YANGON (AFP) – Myanmar’s junta has ordered thousands of people living outside a state capital threatened by ethnic rebels to leave their homes and head into the city, residents said yesterday.
Sittwe city is one of the few holdouts for junta troops in western Rakhine state, where the military has lost swathes of territory to the Arakan Army (AA) in recent weeks.
The AA, which says it is fighting for autonomy for the state’s ethnic Rakhine population, has vowed to capture Sittwe.
Residents of 15 villages around Sittwe were given five days to leave their homes and move to the state capital, a resident of one of the villages told AFP.

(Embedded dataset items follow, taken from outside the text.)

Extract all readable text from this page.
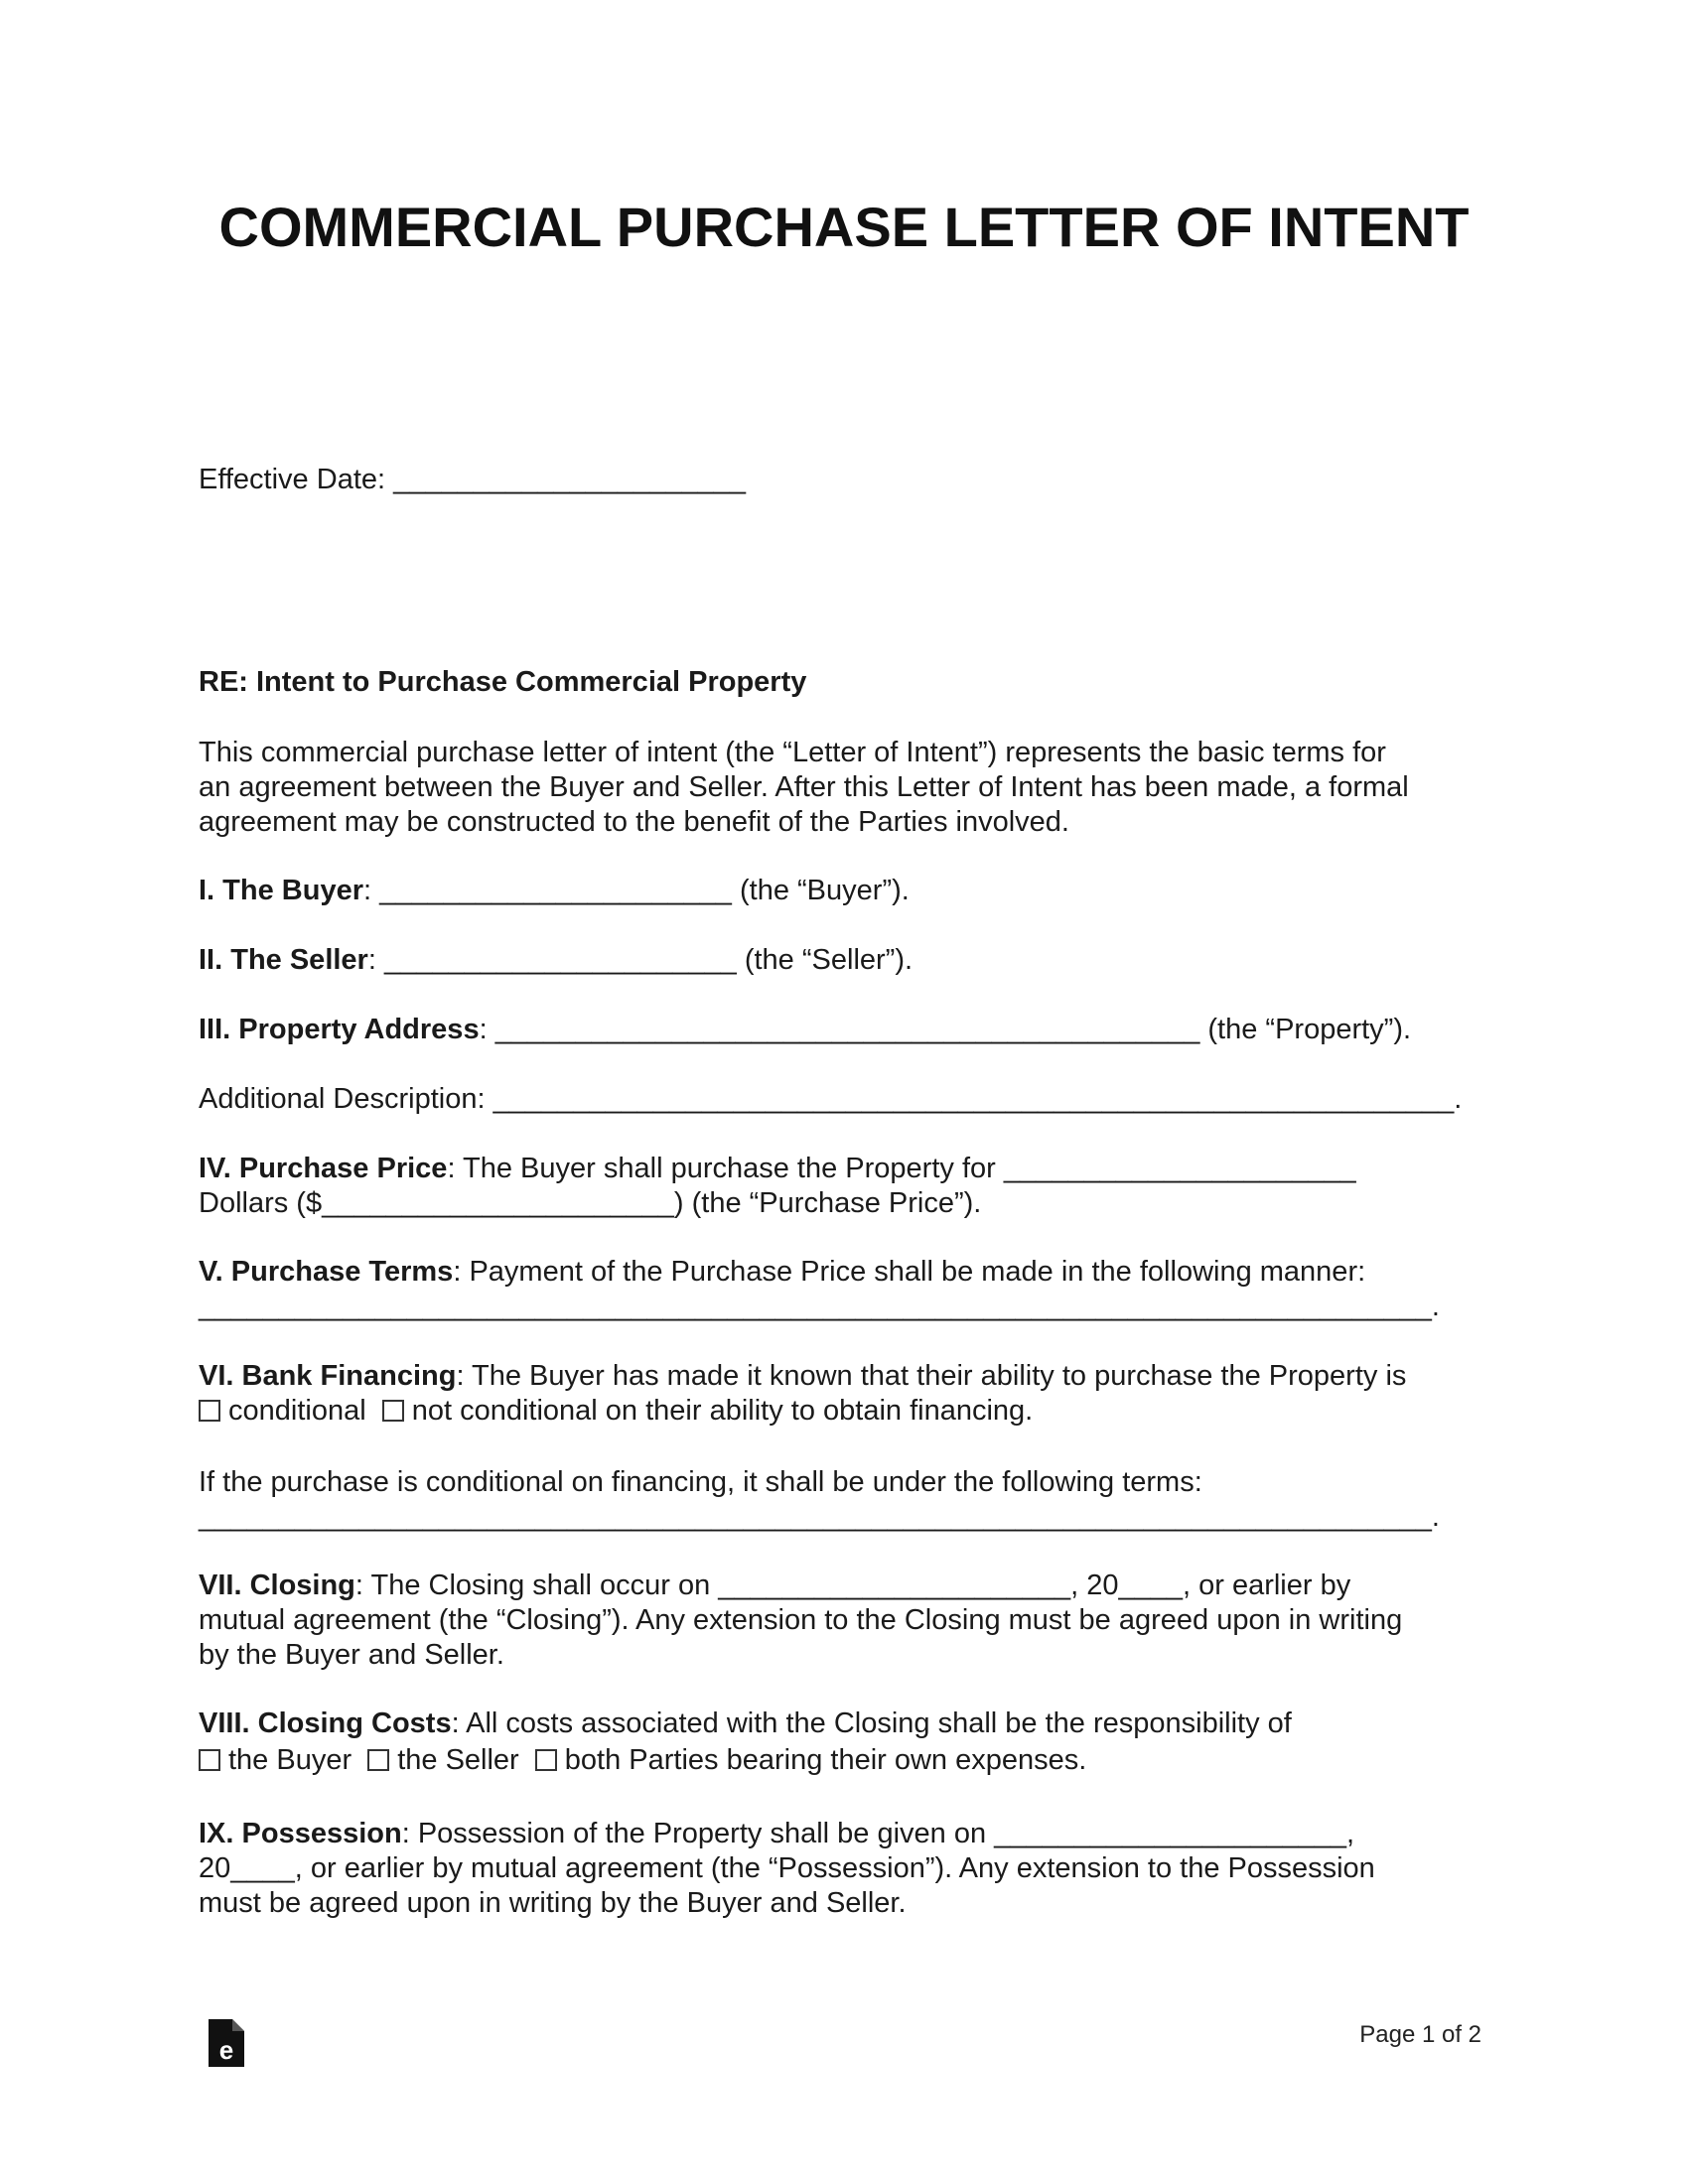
COMMERCIAL PURCHASE LETTER OF INTENT
Effective Date: ______________________
RE: Intent to Purchase Commercial Property
This commercial purchase letter of intent (the “Letter of Intent”) represents the basic terms for
an agreement between the Buyer and Seller. After this Letter of Intent has been made, a formal
agreement may be constructed to the benefit of the Parties involved.
I. The Buyer: ______________________ (the “Buyer”).
II. The Seller: ______________________ (the “Seller”).
III. Property Address: ____________________________________________ (the “Property”).
Additional Description: ____________________________________________________________.
IV. Purchase Price: The Buyer shall purchase the Property for ______________________
Dollars ($______________________) (the “Purchase Price”).
V. Purchase Terms: Payment of the Purchase Price shall be made in the following manner:
_____________________________________________________________________________.
VI. Bank Financing: The Buyer has made it known that their ability to purchase the Property is
conditional not conditional on their ability to obtain financing.
If the purchase is conditional on financing, it shall be under the following terms:
_____________________________________________________________________________.
VII. Closing: The Closing shall occur on ______________________, 20____, or earlier by
mutual agreement (the “Closing”). Any extension to the Closing must be agreed upon in writing
by the Buyer and Seller.
VIII. Closing Costs: All costs associated with the Closing shall be the responsibility of
the Buyer the Seller both Parties bearing their own expenses.
IX. Possession: Possession of the Property shall be given on ______________________,
20____, or earlier by mutual agreement (the “Possession”). Any extension to the Possession
must be agreed upon in writing by the Buyer and Seller.
e
Page 1 of 2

“The army threatened to shoot and kill if they found someone after the deadline” which expires today, she said, requesting anonymity due to fear of arrest.
A resident of Sittwe put the number of villages ordered to evacuate at around 10, saying that residents had been told “to move out for security reasons” by today.
The villages were home to around 3,500 people, the Sittwe resident said, requesting anonymity.
They added the military had not arranged for temporary shelters in Sittwe.
“People have to move to their relatives’ homes from other villages,” they said.
Local media also reported the order to evacuate villages in the area.
AFP was unable to reach a junta spokesman for comment.
In November, the AA launched a wave of attacks on the military across Rakhine, shattering a ceasefire that had largely held since the military’s 2021 coup.
It has since seized territory along the border with India and Bangladesh, piling further pressure on the junta as it battles opponents elsewhere across the Southeast Asian country.
It has also held the town of Pauktaw, around 25 kilometres from Sittwe, since January.